The great men and women of history are not those who never failed. They are those who survived failure, who kept on going, who refused to be defeated, who never gave up or gave in. They kept striving and they learned from every mistake. They viewed failure as a learning experience. Defeat was not an option; their drive was to become stronger, wiser and more determined.  That summarizes the life of Moses as described in last week’s Torah reading and this one as well.

Jim Collins, in his book HOW THE MIGHTY FALL, explains it this way:

The signature of the truly great versus the merely successful is not the absence of difficulty, but the ability to come back from setbacks, even cataclysmic catastrophes, stronger than before … The path out of darkness begins with those exasperatingly persistent individuals who are constitutionally incapable of capitulation. It’s one thing to suffer a staggering defeat… and entirely another to give up on the values and aspirations that make the protracted struggle worthwhile. Failure is not so much a physical state as a state of mind; success is falling down, and getting up one more time, without end.

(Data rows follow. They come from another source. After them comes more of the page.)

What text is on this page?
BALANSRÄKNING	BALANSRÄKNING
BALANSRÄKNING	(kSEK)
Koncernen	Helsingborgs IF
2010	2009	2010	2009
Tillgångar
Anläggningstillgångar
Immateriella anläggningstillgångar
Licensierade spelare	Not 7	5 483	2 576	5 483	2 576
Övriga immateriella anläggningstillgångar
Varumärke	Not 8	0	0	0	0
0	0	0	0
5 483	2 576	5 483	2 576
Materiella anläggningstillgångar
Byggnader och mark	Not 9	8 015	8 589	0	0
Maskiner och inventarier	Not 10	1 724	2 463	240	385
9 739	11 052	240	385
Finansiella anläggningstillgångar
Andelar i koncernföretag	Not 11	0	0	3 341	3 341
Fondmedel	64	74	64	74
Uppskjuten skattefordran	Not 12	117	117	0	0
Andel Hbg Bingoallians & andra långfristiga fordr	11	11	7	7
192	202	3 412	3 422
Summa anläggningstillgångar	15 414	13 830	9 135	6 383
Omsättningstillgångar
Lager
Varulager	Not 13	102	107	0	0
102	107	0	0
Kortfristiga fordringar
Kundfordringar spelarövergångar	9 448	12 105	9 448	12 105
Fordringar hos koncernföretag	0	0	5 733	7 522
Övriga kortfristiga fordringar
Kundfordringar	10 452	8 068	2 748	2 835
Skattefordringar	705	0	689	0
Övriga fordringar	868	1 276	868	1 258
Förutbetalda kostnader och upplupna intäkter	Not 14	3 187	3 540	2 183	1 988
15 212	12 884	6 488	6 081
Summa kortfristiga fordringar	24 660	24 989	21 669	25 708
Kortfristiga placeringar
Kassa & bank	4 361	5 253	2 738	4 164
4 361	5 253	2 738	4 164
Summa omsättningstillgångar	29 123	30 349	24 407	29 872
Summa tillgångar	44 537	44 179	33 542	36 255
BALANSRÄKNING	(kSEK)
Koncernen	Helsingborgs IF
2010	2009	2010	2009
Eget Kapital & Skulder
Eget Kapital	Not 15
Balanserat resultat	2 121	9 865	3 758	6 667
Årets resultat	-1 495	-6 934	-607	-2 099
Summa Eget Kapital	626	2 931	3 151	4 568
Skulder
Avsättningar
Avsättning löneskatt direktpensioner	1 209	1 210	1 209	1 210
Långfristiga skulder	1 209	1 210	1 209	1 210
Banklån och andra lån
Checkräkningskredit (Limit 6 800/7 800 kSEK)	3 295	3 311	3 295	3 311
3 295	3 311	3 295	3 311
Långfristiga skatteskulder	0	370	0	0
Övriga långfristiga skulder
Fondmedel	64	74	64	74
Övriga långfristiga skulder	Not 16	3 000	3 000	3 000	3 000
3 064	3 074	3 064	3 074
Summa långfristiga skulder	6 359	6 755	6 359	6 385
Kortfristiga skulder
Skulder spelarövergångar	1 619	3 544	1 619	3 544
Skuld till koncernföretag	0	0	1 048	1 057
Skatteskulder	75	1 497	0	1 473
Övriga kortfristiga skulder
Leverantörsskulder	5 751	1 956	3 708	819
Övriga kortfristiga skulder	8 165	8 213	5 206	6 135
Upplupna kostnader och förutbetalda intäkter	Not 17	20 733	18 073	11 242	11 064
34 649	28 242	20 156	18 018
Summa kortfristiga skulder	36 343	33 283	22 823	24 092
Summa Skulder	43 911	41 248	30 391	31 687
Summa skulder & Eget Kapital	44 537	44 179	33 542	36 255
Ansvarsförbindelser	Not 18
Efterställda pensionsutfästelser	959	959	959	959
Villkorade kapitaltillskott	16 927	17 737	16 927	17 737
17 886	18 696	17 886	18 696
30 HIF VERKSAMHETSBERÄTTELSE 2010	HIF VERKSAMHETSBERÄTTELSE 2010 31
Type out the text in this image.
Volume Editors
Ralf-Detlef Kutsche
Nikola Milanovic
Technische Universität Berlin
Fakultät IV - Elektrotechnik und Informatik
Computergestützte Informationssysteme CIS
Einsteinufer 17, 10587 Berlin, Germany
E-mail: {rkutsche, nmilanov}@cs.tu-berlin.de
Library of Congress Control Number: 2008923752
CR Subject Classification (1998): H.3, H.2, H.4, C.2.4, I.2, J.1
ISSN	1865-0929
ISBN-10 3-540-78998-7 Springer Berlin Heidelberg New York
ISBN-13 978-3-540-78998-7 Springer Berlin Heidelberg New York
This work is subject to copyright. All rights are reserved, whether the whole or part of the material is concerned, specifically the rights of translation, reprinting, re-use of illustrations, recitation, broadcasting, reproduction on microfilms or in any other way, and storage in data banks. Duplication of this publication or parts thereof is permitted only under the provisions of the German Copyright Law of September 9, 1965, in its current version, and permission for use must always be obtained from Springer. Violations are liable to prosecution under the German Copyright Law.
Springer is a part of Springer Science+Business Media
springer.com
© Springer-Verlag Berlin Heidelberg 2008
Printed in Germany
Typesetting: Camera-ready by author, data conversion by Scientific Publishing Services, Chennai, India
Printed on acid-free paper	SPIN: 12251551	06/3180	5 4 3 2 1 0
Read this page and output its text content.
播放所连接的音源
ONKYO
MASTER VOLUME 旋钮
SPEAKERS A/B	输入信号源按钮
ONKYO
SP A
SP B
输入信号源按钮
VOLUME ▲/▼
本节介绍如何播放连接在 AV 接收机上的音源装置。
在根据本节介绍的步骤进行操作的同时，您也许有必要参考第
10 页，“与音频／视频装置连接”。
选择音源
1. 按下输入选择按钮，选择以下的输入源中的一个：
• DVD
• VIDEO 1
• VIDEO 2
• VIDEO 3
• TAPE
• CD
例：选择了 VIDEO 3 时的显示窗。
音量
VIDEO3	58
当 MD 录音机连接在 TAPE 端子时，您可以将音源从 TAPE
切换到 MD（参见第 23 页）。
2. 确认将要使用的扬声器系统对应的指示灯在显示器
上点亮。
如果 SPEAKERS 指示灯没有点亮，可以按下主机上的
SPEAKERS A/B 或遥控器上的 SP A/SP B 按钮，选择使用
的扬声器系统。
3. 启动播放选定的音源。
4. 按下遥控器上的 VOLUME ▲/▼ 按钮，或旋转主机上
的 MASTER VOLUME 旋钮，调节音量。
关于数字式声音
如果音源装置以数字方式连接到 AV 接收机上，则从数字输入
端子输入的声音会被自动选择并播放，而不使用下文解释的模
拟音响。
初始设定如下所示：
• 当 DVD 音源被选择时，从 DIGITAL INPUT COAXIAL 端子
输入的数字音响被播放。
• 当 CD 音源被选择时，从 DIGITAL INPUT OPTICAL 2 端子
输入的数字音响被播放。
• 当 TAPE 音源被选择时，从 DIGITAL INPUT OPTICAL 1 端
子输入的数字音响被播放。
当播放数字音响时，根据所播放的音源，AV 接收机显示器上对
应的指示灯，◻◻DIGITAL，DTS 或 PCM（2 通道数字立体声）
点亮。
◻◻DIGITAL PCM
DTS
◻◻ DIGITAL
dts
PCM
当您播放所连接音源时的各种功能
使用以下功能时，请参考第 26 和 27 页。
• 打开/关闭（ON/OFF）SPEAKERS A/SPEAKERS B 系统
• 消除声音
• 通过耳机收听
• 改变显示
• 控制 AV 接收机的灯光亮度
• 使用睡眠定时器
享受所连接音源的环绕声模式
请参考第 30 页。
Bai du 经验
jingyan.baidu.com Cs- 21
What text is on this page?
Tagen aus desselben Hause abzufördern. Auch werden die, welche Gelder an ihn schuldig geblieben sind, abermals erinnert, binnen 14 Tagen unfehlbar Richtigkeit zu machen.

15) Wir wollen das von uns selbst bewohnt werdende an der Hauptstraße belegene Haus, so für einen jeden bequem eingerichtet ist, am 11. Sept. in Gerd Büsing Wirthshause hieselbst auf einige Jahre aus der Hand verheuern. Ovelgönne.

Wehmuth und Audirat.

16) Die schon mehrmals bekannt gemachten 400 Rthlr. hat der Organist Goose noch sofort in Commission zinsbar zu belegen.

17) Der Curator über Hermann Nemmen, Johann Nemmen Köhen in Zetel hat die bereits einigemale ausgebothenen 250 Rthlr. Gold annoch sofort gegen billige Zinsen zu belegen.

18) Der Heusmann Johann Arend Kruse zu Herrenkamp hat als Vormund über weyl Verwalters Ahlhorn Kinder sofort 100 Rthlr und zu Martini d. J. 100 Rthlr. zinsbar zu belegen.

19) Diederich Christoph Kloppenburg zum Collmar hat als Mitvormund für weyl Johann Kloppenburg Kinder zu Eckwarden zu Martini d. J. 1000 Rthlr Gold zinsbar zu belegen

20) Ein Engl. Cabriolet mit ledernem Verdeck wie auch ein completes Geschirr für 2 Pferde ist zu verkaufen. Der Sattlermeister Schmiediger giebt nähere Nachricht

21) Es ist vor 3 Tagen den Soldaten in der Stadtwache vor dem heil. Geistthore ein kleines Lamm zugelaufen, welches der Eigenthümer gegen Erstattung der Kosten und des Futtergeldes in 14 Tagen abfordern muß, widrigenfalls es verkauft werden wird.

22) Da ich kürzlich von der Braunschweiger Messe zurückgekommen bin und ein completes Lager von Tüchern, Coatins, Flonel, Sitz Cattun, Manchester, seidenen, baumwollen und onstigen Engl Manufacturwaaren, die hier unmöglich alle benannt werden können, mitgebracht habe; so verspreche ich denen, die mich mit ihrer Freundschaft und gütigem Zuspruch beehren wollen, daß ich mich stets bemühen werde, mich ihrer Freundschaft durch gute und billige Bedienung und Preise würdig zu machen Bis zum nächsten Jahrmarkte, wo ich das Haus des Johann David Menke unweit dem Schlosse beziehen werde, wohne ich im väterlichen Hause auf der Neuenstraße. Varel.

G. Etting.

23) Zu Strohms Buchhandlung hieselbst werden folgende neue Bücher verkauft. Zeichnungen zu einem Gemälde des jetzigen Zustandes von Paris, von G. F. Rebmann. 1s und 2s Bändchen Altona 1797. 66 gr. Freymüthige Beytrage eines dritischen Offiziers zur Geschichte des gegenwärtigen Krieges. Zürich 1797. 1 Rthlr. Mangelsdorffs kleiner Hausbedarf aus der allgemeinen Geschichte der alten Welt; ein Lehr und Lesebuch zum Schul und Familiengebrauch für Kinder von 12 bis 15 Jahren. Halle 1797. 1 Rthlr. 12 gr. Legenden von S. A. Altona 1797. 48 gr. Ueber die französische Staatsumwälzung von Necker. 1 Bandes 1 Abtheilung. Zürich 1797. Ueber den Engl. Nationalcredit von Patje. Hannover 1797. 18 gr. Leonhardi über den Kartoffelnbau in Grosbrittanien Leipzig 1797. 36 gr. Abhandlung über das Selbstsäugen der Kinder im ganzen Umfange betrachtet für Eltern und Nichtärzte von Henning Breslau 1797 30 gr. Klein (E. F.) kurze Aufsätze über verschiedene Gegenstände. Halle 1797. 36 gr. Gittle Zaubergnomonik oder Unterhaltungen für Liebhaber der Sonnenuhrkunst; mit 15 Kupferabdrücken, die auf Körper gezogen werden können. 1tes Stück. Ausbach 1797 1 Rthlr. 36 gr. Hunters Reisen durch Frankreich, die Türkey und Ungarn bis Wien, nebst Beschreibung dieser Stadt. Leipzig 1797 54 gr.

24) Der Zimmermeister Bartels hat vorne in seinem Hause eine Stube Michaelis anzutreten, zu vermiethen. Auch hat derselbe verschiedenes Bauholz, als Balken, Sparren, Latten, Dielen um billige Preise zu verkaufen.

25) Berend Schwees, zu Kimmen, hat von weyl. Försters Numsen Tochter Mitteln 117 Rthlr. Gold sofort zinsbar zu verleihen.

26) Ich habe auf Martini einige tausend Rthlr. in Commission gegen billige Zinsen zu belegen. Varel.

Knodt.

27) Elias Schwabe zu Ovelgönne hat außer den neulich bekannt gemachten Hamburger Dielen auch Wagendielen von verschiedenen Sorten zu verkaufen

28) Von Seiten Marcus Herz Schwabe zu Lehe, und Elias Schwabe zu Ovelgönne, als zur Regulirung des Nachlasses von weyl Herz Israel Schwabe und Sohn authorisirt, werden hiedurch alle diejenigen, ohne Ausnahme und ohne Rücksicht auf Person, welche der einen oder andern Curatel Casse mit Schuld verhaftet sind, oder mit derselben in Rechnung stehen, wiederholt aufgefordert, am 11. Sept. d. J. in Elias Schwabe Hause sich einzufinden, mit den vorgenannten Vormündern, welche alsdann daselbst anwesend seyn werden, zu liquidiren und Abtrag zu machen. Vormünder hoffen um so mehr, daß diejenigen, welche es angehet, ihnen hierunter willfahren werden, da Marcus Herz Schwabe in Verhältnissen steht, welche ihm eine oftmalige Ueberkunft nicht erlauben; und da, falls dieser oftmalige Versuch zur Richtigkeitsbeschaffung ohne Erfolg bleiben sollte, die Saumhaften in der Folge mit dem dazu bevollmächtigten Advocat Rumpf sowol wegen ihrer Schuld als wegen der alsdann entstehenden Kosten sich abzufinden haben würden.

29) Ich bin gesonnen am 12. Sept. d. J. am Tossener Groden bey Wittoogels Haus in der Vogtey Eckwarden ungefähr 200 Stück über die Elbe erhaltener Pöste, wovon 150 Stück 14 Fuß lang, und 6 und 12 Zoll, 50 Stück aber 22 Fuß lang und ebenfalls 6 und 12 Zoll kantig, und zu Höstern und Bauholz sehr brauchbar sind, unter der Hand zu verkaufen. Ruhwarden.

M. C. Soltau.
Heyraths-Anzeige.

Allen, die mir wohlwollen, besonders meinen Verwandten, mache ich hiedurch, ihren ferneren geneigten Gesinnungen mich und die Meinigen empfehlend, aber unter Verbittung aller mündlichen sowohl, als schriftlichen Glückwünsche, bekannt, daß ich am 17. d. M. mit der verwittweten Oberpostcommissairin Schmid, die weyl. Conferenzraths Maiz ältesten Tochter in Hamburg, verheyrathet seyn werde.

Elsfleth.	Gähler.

The truth is that greatness cannot be achieved without failure. There are heights you cannot climb without first having stumbled. Defeats, delays and disappointments hurt. They hurt for Moses but he kept on keeping on.
In Tune with Torah this week = understanding that in those times we feel discouraged and demoralized, it behooves us to remember that today’s heroes, today’s ‘greats’ suffered failures. At times they were dismissed as troublemakers, even fools, but they never lost FAITH. What made them great is that they kept going. The road to success always passes through valleys of failure. There is no other way. Be strong and carry on.